The charity team building day – reality or urban myth?
Over the last few weeks I have heard a story several times that makes my heart sink. Before I start a rant on the topic, I want to check whether it is indeed a truth, something that happens frequently, or a one-off that has become an urban fundraising myth.
The story goes like this; on a dark and stormy night a local business gets in touch with their local charity because they want to help them; they want to make a difference in their community. They don’t have a budget for charitable donations, but they would like to help by volunteering their time. They have an idea of how they could do this. They suggest that they could paint a building or do some gardening and that would also give them the opportunity to work together as a team. They ask the charity if this would be possible.
The charity welcomes this enquiry and is thrilled to have the opportunity to work with this local company. They are delighted that the company thought to ask them.
However, there is a slight problem that there isn’t any painting that really needs doing, or any gardens that need attention. Rather than turn down an opportunity, or investigate whether there is something else that could be mutually beneficial, the charity creates painting and gardening opportunities, because there is an outside chance that this will lead to more support from the company in the future.
The highly skilled accountants, project managers, communications and marketing experts turn up on their allocated volunteering day to paint a shed that, unbeknown to them, doesn’t need painting and plant some shrubs and trees that don’t need planting.

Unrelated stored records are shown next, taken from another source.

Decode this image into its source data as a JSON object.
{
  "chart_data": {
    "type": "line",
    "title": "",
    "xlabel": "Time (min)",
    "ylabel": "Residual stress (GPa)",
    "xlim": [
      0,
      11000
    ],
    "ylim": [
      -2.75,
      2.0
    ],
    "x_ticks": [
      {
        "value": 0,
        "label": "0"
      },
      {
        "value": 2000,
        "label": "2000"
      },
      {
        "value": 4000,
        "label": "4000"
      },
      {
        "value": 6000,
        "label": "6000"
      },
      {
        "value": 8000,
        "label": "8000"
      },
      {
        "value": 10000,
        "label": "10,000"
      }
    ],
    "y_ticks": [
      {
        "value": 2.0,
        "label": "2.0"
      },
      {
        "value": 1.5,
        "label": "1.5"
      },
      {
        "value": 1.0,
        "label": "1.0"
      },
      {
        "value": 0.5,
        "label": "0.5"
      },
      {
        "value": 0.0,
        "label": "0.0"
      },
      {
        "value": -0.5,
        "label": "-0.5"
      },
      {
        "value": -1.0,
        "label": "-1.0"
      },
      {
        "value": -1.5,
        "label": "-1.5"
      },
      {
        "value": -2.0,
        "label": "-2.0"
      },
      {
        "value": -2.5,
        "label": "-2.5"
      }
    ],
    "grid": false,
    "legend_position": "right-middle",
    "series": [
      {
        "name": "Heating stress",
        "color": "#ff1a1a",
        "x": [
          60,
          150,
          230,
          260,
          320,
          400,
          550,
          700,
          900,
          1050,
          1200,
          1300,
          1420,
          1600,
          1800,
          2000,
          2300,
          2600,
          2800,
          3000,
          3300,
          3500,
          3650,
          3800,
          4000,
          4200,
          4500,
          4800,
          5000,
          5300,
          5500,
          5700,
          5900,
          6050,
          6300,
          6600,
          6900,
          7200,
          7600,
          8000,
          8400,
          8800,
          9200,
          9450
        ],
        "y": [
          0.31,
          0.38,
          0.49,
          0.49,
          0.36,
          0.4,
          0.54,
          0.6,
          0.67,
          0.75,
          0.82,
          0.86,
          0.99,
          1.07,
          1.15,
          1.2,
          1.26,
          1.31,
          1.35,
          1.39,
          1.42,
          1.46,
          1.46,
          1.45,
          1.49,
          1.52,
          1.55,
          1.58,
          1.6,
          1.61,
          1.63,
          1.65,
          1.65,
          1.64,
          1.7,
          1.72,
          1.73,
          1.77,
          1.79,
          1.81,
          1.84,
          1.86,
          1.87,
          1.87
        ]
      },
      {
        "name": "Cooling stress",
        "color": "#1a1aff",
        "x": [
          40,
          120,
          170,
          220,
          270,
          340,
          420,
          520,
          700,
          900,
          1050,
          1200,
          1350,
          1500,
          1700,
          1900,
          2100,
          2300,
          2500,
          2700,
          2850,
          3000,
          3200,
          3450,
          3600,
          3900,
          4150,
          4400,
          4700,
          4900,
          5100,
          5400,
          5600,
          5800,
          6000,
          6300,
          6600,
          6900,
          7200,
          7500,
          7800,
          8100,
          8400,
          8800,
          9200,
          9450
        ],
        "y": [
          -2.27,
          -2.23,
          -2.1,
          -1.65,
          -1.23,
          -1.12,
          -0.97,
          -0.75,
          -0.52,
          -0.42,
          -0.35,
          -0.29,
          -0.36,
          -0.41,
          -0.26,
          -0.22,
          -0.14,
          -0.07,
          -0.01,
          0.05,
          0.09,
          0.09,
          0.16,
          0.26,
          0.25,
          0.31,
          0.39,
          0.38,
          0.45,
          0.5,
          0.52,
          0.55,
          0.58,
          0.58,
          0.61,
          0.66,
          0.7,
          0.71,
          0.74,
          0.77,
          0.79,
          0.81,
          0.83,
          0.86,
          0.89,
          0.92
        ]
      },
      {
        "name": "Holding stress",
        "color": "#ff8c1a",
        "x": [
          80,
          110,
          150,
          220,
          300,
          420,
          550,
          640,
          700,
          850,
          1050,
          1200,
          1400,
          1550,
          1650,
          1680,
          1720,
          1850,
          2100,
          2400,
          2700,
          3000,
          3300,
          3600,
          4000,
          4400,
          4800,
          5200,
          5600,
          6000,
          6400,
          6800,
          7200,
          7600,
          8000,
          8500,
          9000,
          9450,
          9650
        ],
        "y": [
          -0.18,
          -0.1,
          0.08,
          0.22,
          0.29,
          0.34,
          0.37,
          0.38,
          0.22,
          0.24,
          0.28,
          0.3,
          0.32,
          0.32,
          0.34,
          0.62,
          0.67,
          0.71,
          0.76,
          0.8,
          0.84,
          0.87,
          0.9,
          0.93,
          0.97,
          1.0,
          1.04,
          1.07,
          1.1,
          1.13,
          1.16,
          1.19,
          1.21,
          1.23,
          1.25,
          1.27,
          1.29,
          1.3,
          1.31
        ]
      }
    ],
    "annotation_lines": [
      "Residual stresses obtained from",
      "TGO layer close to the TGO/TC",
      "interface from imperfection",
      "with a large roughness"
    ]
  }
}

Let’s assume that they had a good day, they built some rapport in their team, got to know each other better, felt good because they did something for the community and slapped each other on the back for their good work in the pub on the way home.
We hope they did have a good day, because the standard of painting work was so appalling, that the charity had to employ professional decorators to clear up the mess and a trained gardener to revive the shrubs and trees.
It’s not a surprising result, given that the teams skills are not painting and decorating, they are in strategic communications, accountancy and managing complex projects. Skills that the charity might have been able to deploy to greater effect if only they had been bold enough to ask.